Goal Seek is used to get a particular result when you’re not too sure of the starting value. For example, if the answer is 56, and the first number is 8, what is the second number? Is it 8 multiplied by 7, or 8 multiplied by 6? You can use Goal Seek to find out.


Create the following Excel spreadsheet

data table

In the spreadsheet above, we are calculating savings based on family income and expense. Here, total expense is the summation of all expense items, My income is the summation of all income sources and My savings is the difference between My Income and Total Expense.

Now I want to save more for my future plan. Suppose, I want to save 70,000 tk for the above family budget. So, I need to expense less, that’s for sure. I want to reduce my miscellaneous expense and added the amount in my saving. The question is “How much I deduct from miscellaneous cost? By using goal seek, I can find out easily and magically.


To use Goal Seek to get the answer, try the following:

From the Excel menu bar, click on Data Tab.

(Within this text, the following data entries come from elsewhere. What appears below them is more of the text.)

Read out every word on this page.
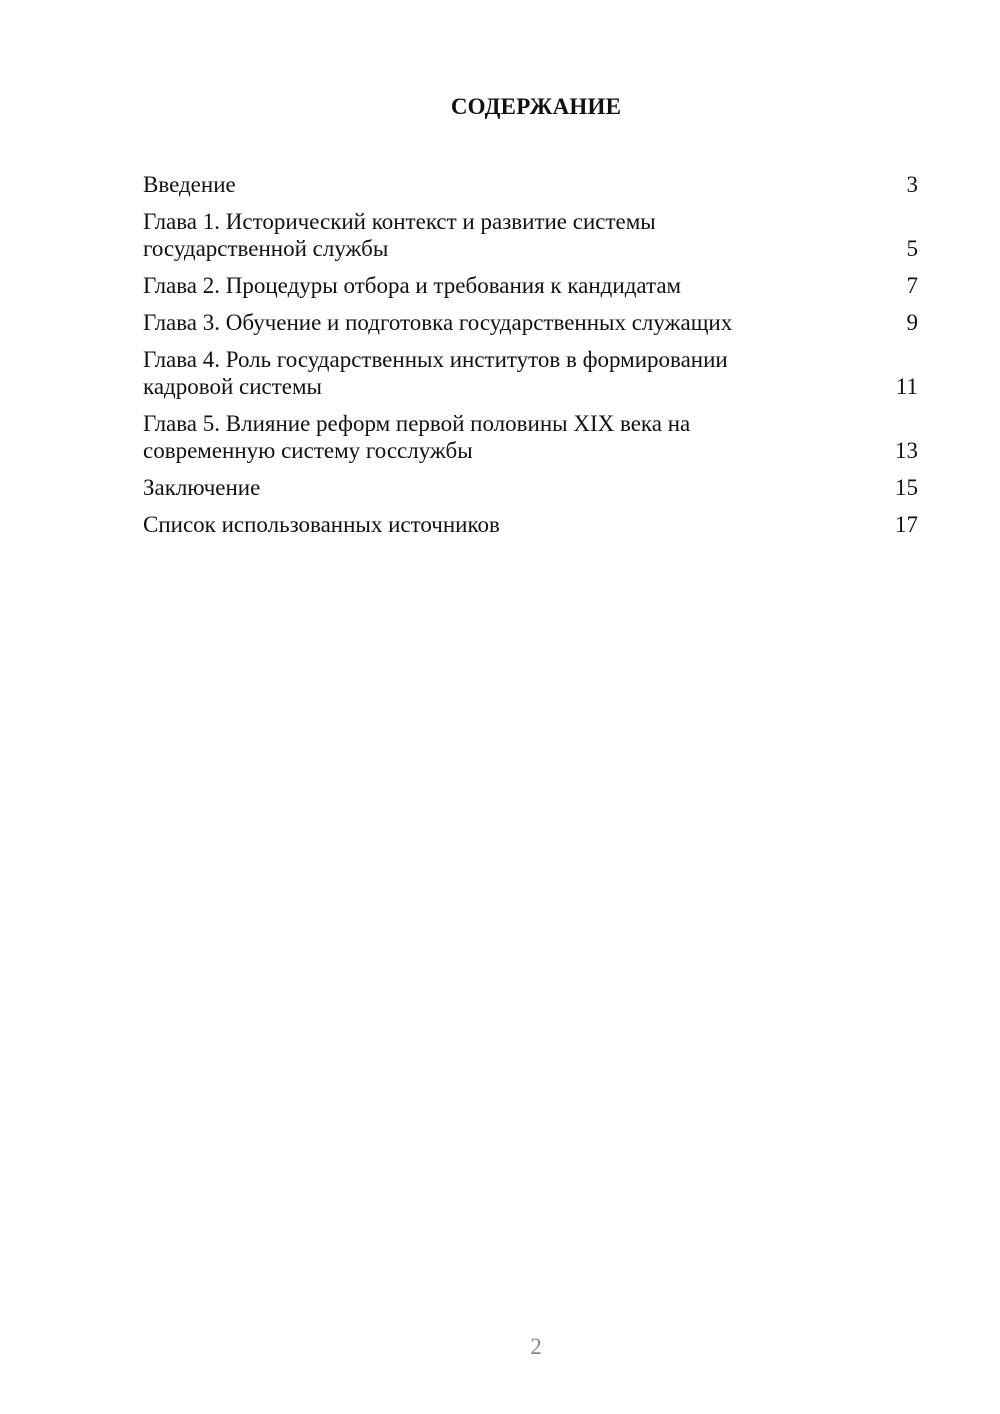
СОДЕРЖАНИЕ
Введение	3
Глава 1. Исторический контекст и развитие системы государственной службы	5
Глава 2. Процедуры отбора и требования к кандидатам	7
Глава 3. Обучение и подготовка государственных служащих	9
Глава 4. Роль государственных институтов в формировании кадровой системы	11
Глава 5. Влияние реформ первой половины XIX века на современную систему госслужбы	13
Заключение	15
Список использованных источников	17
2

Locate the Data Tools panel and the What if Analysis item. From the What if Analysis menu, select Goal Seek

The following dialogue box appears:

goal seek popup

The first thing Excel is looking for is “Set cell”. This is not very well named. It means “Which cell contains the Formula that you want Excel to use”. For us, this is cell E6. We have the following formula in E6:
E6 = E5 – E4

Set Cell: So enter E6 into the “Set cell” box, if it’s not already in there.
To Value: The “To value” box means “What answer are you looking for”? For us, this is 70,000. So just type 70000 into the “To value” box
By changing cell: The “By Changing Cell” is the part you’re not sure of. Excel will be changing this part. For us, it was cell B12. So type B12 into the box or just select the cell.

You Goal Seek dialogue box should look like ours below:

setting data

Click OK and Excel will tell you if it has found a solution:


Click OK again, because Excel has found the answer. Your new spreadsheet will look like this one:

final result

As you can see, Excel has changed cell E6 and replace 70,000 which I exactly looking for.